Dozens Turn Out for Memorial Service for Marine Service Dog
More than 150 people clutched tissues, wiped tears away and saluted a former Marine Sunday during a memorial service for Sgt. Beyco, a bomb-sniffing German Shepherd who won over hearts as a combat canine and consoler for those who lost loved ones.
“Not only was she a Marine but she was patriot guard member and a friend,” said Danny Valentine, fighting back tears. “For those who didn’t know Beyco, you really missed out. She was a fine lady.”
Beyco died on June 18th after her handler, Joe Sturm, took her to the vet and discovered she had cancer. Beyco’s last work as an honor service dog included attending the funeral service for fallen Bardstown police officer Jason Ellis.
Her memorial service Sunday at the Middletown Veterans of Foreign Wars Post 1170 included a motorcycle motorcade, a 21-gun salute and a number of veterans and their family members gathered inside to pay their last respects to the dog.
While members of the Kentucky Patriot Guard are guided by tradition, there is no law, lesson or guidance on how to say goodbye to friend. Sometimes finding the words can be a struggle -especially for a fallen comrade who stood on four legs instead of two.
“It’s building in me right now I’m fighting it bad, man,” said Sturm fighting back his emotions. “You know Beyco was one of us. She stood in flag line with us and everybody here is going to miss her.”
Before Beyco’s retirement allowed her to comfort families as part of the Kentucky Patriot Guard, she was at the tip of the spear — a bomb-sniffing dog assigned to a Marine platoon in Fallujah during the height of the Iraq war in 2005 and 2006.
“You know I’m just so proud of her… I don’t want to get emotional,” said Sturm. “I can’t tell you how overwhelmed and honored I am for her. I’m so proud of her.”
Few dry eyes could be found among the 150 people attending Beyco’s memorial service at the Middletown VFW Post.

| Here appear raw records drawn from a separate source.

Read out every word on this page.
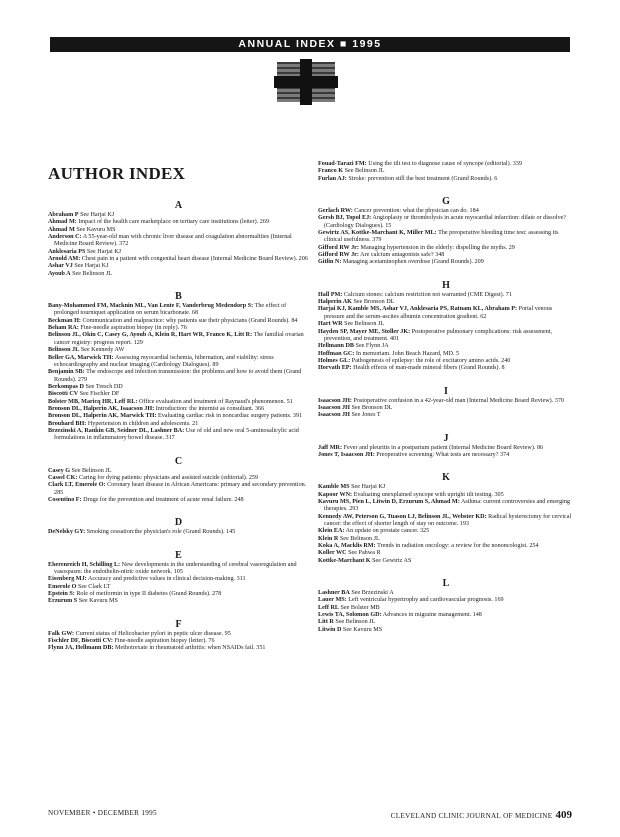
ANNUAL INDEX ■ 1995
AUTHOR INDEX
A
Abraham P See Harjai KJ
Ahmad M: Impact of the health care marketplace on tertiary care institutions (letter). 269
Ahmad M See Kavuru MS
Anderson C: A 55-year-old man with chronic liver disease and coagulation abnormalities (Internal Medicine Board Review). 372
Anklesaria PS See Harjai KJ
Arnold AM: Chest pain in a patient with congenital heart disease (Internal Medicine Board Review). 206
Ashar VJ See Harjai KJ
Ayoub A See Belinson JL
B
Bany-Mohammed FM, Macknin ML, Van Lente F, Vanderbrug Medendorp S: The effect of prolonged tourniquet application on serum bicarbonate. 68
Beckman H: Communication and malpractice: why patients sue their physicians (Grand Rounds). 84
Beham RA: Fine-needle aspiration biopsy (in reply). 76
Belinson JL, Okin C, Casey G, Ayoub A, Klein R, Hart WR, Franco K, Litt R: The familial ovarian cancer registry: progress report. 129
Belinson JL See Kennedy AW
Beller GA, Marwick TH: Assessing myocardial ischemia, hibernation, and viability: stress echocardiography and nuclear imaging (Cardiology Dialogues). 89
Benjamin SB: The endoscope and infection transmission: the problems and how to avoid them (Grand Rounds). 279
Berkompas D See Tresch DD
Biscotti CV See Fischler DF
Bolster MB, Maricq HR, Leff RL: Office evaluation and treatment of Raynaud's phenomenon. 51
Bronson DL, Halperin AK, Isaacson JH: Introduction: the internist as consultant. 366
Bronson DL, Halperin AK, Marwick TH: Evaluating cardiac risk in noncardiac surgery patients. 391
Brouhard BH: Hypertension in children and adolescents. 21
Brzezinski A, Rankin GB, Seidner DL, Lashner BA: Use of old and new oral 5-aminosalicylic acid formulations in inflammatory bowel disease. 317
C
Casey G See Belinson JL
Cassel CK: Caring for dying patients: physicians and assisted suicide (editorial). 259
Clark LT, Emerole O: Coronary heart disease in African Americans: primary and secondary prevention. 285
Cosentino F: Drugs for the prevention and treatment of acute renal failure. 248
D
DeNelsky GY: Smoking cessation:the physician's role (Grand Rounds). 145
E
Eherenreich H, Schilling L: New developments in the understanding of cerebral vasoregulation and vasospasm: the endothelin-nitric oxide network. 105
Eisenberg MJ: Accuracy and predictive values in clinical decision-making. 311
Emerole O See Clark LT
Epstein S: Role of metformin in type II diabetes (Grand Rounds). 278
Erzurum S See Kavuru MS
F
Falk GW: Current status of Helicobacter pylori in peptic ulcer disease. 95
Fischler DF, Biscotti CV: Fine-needle aspiration biopsy (letter). 76
Flynn JA, Hellmann DB: Methotrexate in rheumatoid arthritis: when NSAIDs fail. 351
Fouad-Tarazi FM: Using the tilt test to diagnose cause of syncope (editorial). 339
Franco K See Belinson JL
Furlan AJ: Stroke: prevention still the best treatment (Grand Rounds). 6
G
Gerlach RW: Cancer prevention: what the physician can do. 184
Gersh BJ, Topol EJ: Angioplasty or thrombolysis in acute myocardial infarction: dilate or dissolve? (Cardiology Dialogues). 15
Gewirtz AS, Kottke-Marchant K, Miller ML: The preoperative bleeding time test: assessing its clinical usefulness. 379
Gifford RW Jr: Managing hypertension in the elderly: dispelling the myths. 29
Gifford RW Jr: Are calcium antagonists safe? 348
Gitlin N: Managing acetaminophen overdose (Grand Rounds). 209
H
Hall PM: Calcium stones: calcium restriction not warranted (CME Digest). 71
Halperin AK See Bronson DL
Harjai KJ, Kamble MS, Ashar VJ, Anklesaria PS, Ratnam KL, Abraham P: Portal venous pressure and the serum-ascites albumin concentration gradient. 62
Hart WR See Belinson JL
Hayden SP, Mayer ME, Stoller JK: Postoperative pulmonary complications: risk assessment, prevention, and treatment. 401
Hellmann DB See Flynn JA
Hoffman GC: In memoriam. John Beach Hazard, MD. 5
Holmes GL: Pathogenesis of epilepsy: the role of excitatory amino acids. 240
Horvath EP: Health effects of man-made mineral fibers (Grand Rounds). 8
I
Isaacson JH: Postoperative confusion in a 42-year-old man (Internal Medicine Board Review). 370
Isaacson JH See Bronson DL
Isaacson JH See Jones T
J
Jaff MR: Fever and pleuritis in a postpartum patient (Internal Medicine Board Review). 86
Jones T, Isaacson JH: Preoperative screening: What tests are necessary? 374
K
Kamble MS See Harjai KJ
Kapoor WN: Evaluating unexplained syncope with upright tilt testing. 305
Kavuru MS, Pien L, Litwin D, Erzurum S, Ahmad M: Asthma: current controversies and emerging therapies. 293
Kennedy AW, Peterson G, Tuason LJ, Belinson JL, Webster KD: Radical hysterectomy for cervical cancer: the effect of shorter length of stay on outcome. 193
Klein EA: An update on prostate cancer. 325
Klein R See Belinson JL
Koka A, Macklis RM: Trends in radiation oncology: a review for the nononcologist. 254
Koller WC See Pahwa R
Kottke-Marchant K See Gewirtz AS
L
Lashner BA See Brzezinski A
Lauer MS: Left ventricular hypertrophy and cardiovascular prognosis. 169
Leff RL See Bolster MB
Lewis TA, Solomon GD: Advances in migraine management. 148
Litt R See Belinson JL
Litwin D See Kavuru MS
NOVEMBER • DECEMBER 1995	CLEVELAND CLINIC JOURNAL OF MEDICINE 409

If you’ve ever owned a dog, felt its companionship, you can understand the tears here and Joe’s struggle to make eye contact with the camera.
“It’s hard to explain, you’d have to been around Beyco everybody here felt that magic from Beyco,” said Sturm.
Speakers at the memorial service noted Beyco’s love for attention, how it earned her both friends and military honors from those who stand on two legs instead of four.
Sturm says Beyco’s ashes will remain with him.